(The stage lights come up to reveal the GENERAL before a bank of computer monitors, flanked by PRIVATE #2 and PRIVATE #3. PRIVATE #2 anxiously peruses a long printout.)
PRIVATE #2: Something’s gone wrong! These results are off the chart!
GENERAL: Heavens above! What’s happened?
PRIVATE #2: I can’t tell! I need more data!
(PRIVATE #1 rushes on from stage left.)
PRIVATE #1: Giant ants are destroying the town square!
GENERAL: Great Scott! This is our punishment for tampering with forces we do not understand!
PRIVATE #1: Actually, sir, I would disagree. Granted, the appearance of giant ants less than five minutes after our testing of the Z-Ray Device in the town’s vicinity would tend to suggest a correlative relationship. However, until giant ants appear following other Z-Ray tests, I would be loath to argue that Z-Rays have the effect of “gigantification” upon ants or, indeed, upon any other form of invertebrate.
GENERAL: Induction be damned! We must destroy the giant ants before they destroy us! Muster the men and call the 144th Bomber Wing for immediate air support!
PRIVATE #2: I’m sorry, sir, but in all conscience I can’t acquiesce in the destruction of these giant ants. We lack any sort of proof that the giant ants intend to destroy us. Perhaps they’ve simply blundered into town. Perhaps they’re only trying to communicate. And these ants may be superintelligent. If they are, they may well be trying to enslave us, a goal that would obviously render our destruction counterproductive.
GENERAL: By gum, I guess you’re both right. I haven’t examined the facts here closely enough. But we still need a solution, and fast!

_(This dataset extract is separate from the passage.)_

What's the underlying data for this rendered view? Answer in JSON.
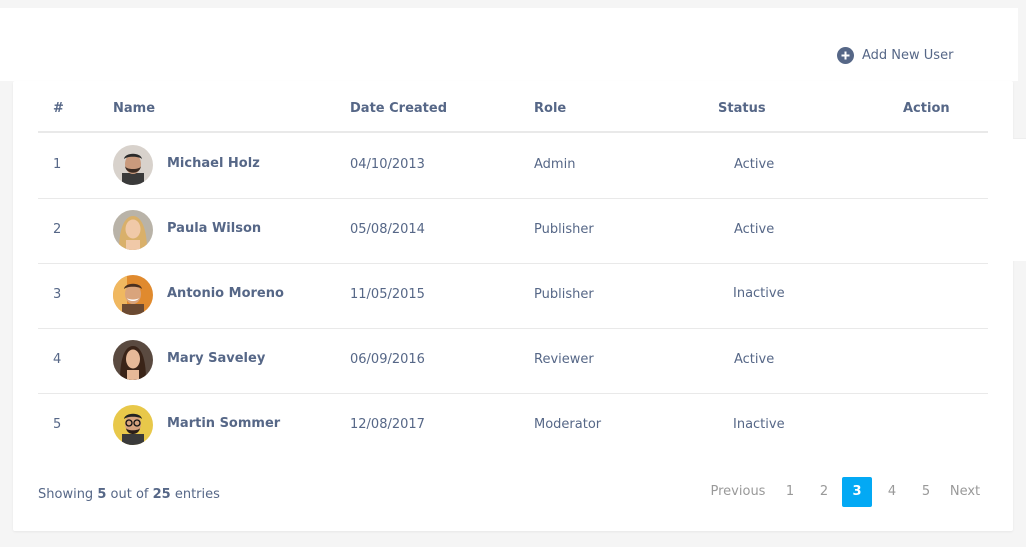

PRIVATE #3: Sir, I have to make my feelings known here. I feel it chauvinist and evident of a Western dialectical bias to think that rational examination will provide a solution to a giant-ant “problem.” Separating the ants from their environment and thinking of an atomistic “solution” to them without considering the ideological and ontological framework within which we conceive of a “giant ant” is counterproductive. Sure, the ants may be killed. But even in that case, have we really done anything to address the underlying problems of phallocentric militarism and scientific arrogance that created the giant ants? As a matter of fact, let’s examine the etymology of the word "solution"—the word comes from the Latin “solutionem,” a “loosening or dissolving.” The demand for a “solution” unconsciously and immediately moves us into a verbal act of destruction and disempowerment! For that matter, the very word “science” is descended through the Latin word "sciens"—"to know"—from the Indo-European root word for “cutting.” I propose that to even attempt a rational discussion of a problem, and to move along the hoary dialectic timeline from “problem” to “solution,” is to re-enact history’s egregious act of rape, the ancient tragedy of the Mesopotamian priest-despots: the cutting of lines into the world! I suggest that agriculture, which delineates the earth, and science, which would delineate the universe beneath its scalpel, leaving indelible cicatrices in our minds and our realities, do nothing but lead us further and further from the world as it is, and leave us stranded instead in a vicious circle in which signs signify signs, in which nothing can be known but our lonely and ever-darkening solipsistic nightmare. Quantum mechanics indicates that reality shrugs away any attempt at final understanding. There is, in the end, no solution. No act of science, of dissection, of destruction, can ever ultimately succeed. We are brought, humbled, to the point where we all began: mute, joyous wonder. The unspeakable wonder of belonging to a world, and not of observing it. Do not seek to solve the ants. You strive in futility. Rather, give up seeking and striving altogether. Simply … be.